The pitfalls and sinkholes and thorny hedges along the way are many and various and have been elucidated in a lot of different places - how-to writing books, authors' blogs, interviews - they're everywhere you care to look. For the purposes of this particular post, we'll take a detour around them all, and assume that you've successfully navigated the mine field and arrived safely at the far shore, and the ink on your publishing contract is just starting to dry.

And this is where it begins. The Thirst.

You send in the contract, and you wait. In due course (anything from a month to eight months) your on-signing check arrives, and then you wait. The publisher whisks away your MS, and you wait, and then it comes back edited and you do that work and you wait. The book is published, and you get a shiny copy to hold in your hand, complete with your name on the spine... and you wait. You wait for everything. For the contracts. For the money. For the reviews and the reactions. For information of any and all description - for instance, how many copies in the print run? Was there more than one print run? What the heck do all those weird things in your royalty statement actually mean? When are you going to GET your royalty statement (they are traditionally wrapped up by the publishers in June and in December, but authors quickly learn to expect the June edition in September and the December edition in March...)?

The Thirst for NEWS.

Things kind of float by, and you might trip over a review that you didn't know was there - especially in the cyber-age when you can trawl for them on the Net if you're so inclined. But it's like waiting by the phone for that boy who said "I'll call you", and you don't want to move from the phone's side in case he DOES call, and you can't do anything else because your attention is on the silent phone, and when and if he does call it's usually not what you expect anyway. The information that you crave is painfully slow in coming. WHEN is that book whose contract you signed going to come out...? In hardcover...? In paperback?... In Dutch...? How is it selling? Is it selling? What do people think about it?... Reviewers?... Readers...? What's happening with the proposal you sent in for the next book you want to write? What precisely does the editorial "I'll be in touch soon" really mean, in terms of cold hard hours, days, weeks or months?
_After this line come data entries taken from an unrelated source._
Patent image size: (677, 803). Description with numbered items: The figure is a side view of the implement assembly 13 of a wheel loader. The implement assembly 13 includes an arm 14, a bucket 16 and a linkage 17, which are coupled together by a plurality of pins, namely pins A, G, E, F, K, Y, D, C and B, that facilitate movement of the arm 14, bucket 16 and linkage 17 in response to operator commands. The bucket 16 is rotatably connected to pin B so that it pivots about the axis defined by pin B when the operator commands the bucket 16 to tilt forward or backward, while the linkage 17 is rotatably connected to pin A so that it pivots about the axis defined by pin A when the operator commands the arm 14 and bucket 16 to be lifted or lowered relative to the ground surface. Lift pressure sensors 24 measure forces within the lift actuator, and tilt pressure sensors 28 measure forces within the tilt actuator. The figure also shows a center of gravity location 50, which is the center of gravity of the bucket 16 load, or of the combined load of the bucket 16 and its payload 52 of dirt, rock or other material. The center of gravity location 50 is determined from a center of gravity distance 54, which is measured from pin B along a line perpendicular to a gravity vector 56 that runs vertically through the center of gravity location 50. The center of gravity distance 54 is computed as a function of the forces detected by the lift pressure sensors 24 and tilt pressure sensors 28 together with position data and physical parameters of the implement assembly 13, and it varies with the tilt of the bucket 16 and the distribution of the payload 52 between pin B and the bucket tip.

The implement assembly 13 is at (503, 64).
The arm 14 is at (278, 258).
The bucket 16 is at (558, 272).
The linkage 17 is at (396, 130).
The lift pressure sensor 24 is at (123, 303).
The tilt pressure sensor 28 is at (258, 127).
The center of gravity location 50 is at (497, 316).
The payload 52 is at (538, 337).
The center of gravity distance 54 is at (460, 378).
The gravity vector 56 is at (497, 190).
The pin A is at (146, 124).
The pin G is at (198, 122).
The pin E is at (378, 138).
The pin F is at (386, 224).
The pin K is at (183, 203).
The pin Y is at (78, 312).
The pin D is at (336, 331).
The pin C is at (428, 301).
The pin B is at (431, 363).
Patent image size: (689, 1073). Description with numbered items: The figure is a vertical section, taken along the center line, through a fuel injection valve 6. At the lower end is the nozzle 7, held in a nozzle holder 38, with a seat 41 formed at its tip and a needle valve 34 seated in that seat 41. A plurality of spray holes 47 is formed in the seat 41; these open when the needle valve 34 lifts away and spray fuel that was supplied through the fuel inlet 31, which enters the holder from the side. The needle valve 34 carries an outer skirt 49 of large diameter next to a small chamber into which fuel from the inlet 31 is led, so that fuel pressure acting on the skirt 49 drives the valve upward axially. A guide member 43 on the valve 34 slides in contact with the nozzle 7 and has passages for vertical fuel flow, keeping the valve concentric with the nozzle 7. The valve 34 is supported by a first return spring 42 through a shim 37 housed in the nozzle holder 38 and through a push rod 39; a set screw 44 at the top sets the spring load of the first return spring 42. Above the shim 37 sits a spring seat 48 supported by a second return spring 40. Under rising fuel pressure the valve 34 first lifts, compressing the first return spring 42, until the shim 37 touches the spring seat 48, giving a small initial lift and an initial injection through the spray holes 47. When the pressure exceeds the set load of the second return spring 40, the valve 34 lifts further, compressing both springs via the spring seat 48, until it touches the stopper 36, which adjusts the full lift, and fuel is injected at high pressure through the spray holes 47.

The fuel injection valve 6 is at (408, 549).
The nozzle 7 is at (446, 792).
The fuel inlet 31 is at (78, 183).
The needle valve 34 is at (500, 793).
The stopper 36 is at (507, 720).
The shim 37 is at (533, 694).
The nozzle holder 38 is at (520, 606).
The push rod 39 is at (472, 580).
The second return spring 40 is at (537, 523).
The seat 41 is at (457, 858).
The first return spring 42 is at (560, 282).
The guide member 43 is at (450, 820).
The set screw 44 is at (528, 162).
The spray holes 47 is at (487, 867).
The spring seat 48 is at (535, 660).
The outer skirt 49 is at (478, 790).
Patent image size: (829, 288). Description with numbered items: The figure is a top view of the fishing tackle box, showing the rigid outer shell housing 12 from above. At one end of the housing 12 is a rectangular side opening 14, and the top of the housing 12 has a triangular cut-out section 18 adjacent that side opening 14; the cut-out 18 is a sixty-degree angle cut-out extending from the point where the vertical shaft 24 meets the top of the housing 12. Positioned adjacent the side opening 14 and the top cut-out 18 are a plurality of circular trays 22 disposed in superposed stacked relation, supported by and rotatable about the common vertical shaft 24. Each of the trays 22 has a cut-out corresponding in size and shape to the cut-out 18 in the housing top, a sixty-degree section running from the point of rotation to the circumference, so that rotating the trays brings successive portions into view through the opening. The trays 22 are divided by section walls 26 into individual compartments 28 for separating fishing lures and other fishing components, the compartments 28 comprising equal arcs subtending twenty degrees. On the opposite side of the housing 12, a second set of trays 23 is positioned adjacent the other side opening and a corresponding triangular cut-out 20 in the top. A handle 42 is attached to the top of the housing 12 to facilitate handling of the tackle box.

You start to get to know other people who are also writing books, and when YOUR new one comes out and so does someone else's it's almost inevitable that you are going to start seeing, almost exclusively, every blog and every comment and every review on the Planet Earth referring to THEIR book and not YOURS - and it's almost a given that THEY will be watching the same phenomenon from THEIR end and wondering why on earth everyone is talking about YOUR book and not THEIRS. And you wait. And you wait wait wait wait wait.

Oh, sure, in the interim period, if you're any kind of writer, you are writing something else, another book, another step forward on the path, closer to more waiting to come. But just in case you thought that becoming a published author makes one a King or a Queen... well... maybe. Eventually. VERY eventually. In the meantime, folks, each and every one of us out there is a Lady- (or a Gentleman-) in-Waiting.